Kinga Rusin i Marek Kujawa w obawie o swoje bezpieczeństwo zmienili miejsce odpoczynku
Kinga Rusin i Marek Kujawa mieli wiele planów związanych z podróżą do Meksyku, jednak nagle ich plany pokrzyżowały się. Po zatrzymaniu lidera kartelu narkotykowego Ovidio Guzmana, syna Joaquina "El Chapo" Guzmana, doszło do krwawych zamieszek. Członkowie grupy przestępczej próbowali uniemożliwić wywiezienie Guzmana z Culican, stolicy stanu Sinaloa. Zostały zablokowane ulice i doszło do strzelaniny. Zginęło wielu żołnierzy i gangsterów.
Marek Kujawa miał wielkie plany dotyczące pobytu w Meksyku, jednak ryzyko okazało się zbyt duże. Kinga szybko pogodziła się z tą sytuacją, o czym napisała na Instagramie.

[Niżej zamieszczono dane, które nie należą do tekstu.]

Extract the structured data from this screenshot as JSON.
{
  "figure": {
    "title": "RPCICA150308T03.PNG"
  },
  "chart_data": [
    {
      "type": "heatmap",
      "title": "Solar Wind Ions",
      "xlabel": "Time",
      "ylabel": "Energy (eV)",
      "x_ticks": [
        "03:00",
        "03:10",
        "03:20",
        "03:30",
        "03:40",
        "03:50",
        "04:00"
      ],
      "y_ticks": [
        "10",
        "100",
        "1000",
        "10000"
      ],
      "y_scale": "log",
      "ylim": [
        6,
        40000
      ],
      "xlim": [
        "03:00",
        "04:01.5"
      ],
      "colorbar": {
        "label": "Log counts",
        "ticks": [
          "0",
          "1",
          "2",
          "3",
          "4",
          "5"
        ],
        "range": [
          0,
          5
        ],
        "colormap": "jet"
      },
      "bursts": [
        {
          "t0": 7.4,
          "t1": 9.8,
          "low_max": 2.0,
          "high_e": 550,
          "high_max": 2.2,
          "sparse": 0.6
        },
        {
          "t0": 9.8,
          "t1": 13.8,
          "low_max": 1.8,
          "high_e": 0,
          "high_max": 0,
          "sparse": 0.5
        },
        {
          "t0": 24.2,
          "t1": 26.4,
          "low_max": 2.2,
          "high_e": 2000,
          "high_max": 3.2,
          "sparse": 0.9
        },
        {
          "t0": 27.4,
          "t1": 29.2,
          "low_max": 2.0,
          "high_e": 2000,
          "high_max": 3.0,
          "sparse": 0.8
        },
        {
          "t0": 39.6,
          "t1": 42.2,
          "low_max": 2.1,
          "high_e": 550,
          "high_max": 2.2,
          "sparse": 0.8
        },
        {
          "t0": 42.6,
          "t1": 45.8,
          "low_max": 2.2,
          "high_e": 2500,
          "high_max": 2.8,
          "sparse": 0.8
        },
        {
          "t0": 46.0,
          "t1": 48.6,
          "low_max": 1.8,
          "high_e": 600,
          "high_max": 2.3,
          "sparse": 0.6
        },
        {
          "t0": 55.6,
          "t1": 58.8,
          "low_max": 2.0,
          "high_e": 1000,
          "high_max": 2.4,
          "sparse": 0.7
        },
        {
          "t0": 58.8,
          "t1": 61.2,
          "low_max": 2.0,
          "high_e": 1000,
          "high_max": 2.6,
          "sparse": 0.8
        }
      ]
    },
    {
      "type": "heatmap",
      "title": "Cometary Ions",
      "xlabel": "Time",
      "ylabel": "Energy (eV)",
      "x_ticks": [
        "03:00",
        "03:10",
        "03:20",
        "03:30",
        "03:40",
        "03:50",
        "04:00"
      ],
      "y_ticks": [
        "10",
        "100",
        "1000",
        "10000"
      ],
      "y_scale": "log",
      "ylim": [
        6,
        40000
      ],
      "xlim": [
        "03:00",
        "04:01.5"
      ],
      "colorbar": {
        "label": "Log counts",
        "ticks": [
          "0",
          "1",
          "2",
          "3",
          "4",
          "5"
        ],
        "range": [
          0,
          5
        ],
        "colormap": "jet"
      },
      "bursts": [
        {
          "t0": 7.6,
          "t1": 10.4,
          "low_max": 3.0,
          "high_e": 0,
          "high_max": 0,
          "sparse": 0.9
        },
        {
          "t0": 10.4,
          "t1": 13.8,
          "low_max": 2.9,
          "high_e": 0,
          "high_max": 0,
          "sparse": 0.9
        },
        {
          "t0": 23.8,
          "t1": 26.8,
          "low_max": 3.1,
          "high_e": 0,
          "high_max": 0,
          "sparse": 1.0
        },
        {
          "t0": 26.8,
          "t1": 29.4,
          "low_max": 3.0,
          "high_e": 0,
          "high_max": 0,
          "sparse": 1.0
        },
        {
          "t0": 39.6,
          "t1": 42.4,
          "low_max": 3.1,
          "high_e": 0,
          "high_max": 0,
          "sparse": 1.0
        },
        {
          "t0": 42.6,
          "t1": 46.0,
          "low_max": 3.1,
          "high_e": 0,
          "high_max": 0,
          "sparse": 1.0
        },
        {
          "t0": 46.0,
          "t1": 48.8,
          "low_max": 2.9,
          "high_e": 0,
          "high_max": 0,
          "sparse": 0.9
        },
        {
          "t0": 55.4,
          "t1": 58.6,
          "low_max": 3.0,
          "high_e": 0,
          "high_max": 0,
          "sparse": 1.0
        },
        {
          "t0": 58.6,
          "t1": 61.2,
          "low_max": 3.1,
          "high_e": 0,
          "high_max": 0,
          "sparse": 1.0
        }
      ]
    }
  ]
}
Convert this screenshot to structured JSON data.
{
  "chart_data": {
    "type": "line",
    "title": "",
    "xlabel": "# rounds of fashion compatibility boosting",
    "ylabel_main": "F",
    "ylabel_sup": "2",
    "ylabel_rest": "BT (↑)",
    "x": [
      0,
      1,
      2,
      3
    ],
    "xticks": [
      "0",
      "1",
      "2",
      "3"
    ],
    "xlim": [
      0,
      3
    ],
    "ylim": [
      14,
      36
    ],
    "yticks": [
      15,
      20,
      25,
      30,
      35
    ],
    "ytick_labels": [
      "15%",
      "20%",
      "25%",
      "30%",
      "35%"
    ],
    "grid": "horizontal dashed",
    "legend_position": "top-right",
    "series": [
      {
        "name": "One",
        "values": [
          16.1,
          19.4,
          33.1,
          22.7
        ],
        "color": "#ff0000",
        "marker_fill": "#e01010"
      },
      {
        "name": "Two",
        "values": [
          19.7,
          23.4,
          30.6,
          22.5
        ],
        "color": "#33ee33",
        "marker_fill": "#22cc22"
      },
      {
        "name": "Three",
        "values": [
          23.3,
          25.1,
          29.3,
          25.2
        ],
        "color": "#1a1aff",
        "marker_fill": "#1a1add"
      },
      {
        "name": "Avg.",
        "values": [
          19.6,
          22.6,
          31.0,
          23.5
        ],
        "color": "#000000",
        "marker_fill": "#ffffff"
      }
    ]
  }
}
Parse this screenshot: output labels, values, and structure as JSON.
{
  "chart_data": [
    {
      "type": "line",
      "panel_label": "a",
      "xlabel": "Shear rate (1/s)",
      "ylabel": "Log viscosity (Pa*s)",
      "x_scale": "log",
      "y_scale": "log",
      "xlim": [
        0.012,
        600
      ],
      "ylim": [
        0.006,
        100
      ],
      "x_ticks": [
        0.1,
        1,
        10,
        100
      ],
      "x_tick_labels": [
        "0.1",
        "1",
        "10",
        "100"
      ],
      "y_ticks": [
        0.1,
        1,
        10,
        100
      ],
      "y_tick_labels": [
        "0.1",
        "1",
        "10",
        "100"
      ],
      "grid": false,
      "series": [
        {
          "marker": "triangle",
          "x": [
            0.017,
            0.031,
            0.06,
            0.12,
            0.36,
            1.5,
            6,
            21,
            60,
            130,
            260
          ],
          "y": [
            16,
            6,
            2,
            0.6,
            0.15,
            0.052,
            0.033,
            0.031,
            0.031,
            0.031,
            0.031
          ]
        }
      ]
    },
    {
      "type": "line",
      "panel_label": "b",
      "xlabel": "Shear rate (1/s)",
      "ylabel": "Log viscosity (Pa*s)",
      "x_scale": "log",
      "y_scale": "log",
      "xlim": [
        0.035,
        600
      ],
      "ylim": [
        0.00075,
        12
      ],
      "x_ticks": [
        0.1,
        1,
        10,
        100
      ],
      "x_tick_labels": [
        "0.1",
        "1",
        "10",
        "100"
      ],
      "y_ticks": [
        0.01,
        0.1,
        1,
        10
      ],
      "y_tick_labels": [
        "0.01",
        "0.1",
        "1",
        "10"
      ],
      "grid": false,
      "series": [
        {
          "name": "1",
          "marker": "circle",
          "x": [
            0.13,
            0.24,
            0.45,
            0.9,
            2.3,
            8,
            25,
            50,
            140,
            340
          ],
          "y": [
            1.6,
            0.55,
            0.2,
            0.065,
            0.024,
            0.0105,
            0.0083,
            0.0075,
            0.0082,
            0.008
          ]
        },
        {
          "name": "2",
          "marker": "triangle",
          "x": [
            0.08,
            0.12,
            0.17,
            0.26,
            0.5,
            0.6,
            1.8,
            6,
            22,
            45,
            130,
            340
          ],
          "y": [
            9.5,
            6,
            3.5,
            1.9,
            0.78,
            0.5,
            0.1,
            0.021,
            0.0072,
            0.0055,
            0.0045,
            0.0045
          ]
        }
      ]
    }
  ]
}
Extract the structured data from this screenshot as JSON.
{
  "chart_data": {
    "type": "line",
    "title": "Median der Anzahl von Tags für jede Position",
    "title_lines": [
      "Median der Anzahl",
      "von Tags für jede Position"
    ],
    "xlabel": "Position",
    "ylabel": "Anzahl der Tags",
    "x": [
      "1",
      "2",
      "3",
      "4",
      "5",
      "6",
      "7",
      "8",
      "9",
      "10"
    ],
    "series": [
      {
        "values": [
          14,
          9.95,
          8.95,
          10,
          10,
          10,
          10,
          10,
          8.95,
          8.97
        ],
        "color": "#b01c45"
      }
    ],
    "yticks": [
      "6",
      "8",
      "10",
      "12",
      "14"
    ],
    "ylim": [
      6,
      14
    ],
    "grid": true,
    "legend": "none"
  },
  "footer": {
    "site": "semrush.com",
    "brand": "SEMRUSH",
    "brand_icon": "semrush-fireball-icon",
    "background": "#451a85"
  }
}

Niespodzianka się nie udała! Ale tym razem to dobrze, bo poziom ryzyka był zbyt duży. Sekretny plan Marka ustąpił miejsca bezpieczeństwu. Mój kochany podróżnik, który już wcześniej objechał cały Meksyk, chciał mi bardzo pokazać to, co tam najlepsze. Sam wszystko organizował w tajemnicy… i w tajemnicy wszystko odwołał - wyznała dziennikarka - Dopiero teraz dowiedziałam się o planie wyprawy. Nie mam żalu. W podróży czasami trzeba umieć zrezygnować z niepewnej przygody - dodała
Kinga i Marek w związku z zagrożeniem postanowili udać się jeszcze bardziej na południe, aby móc cieszyć się wyprawą.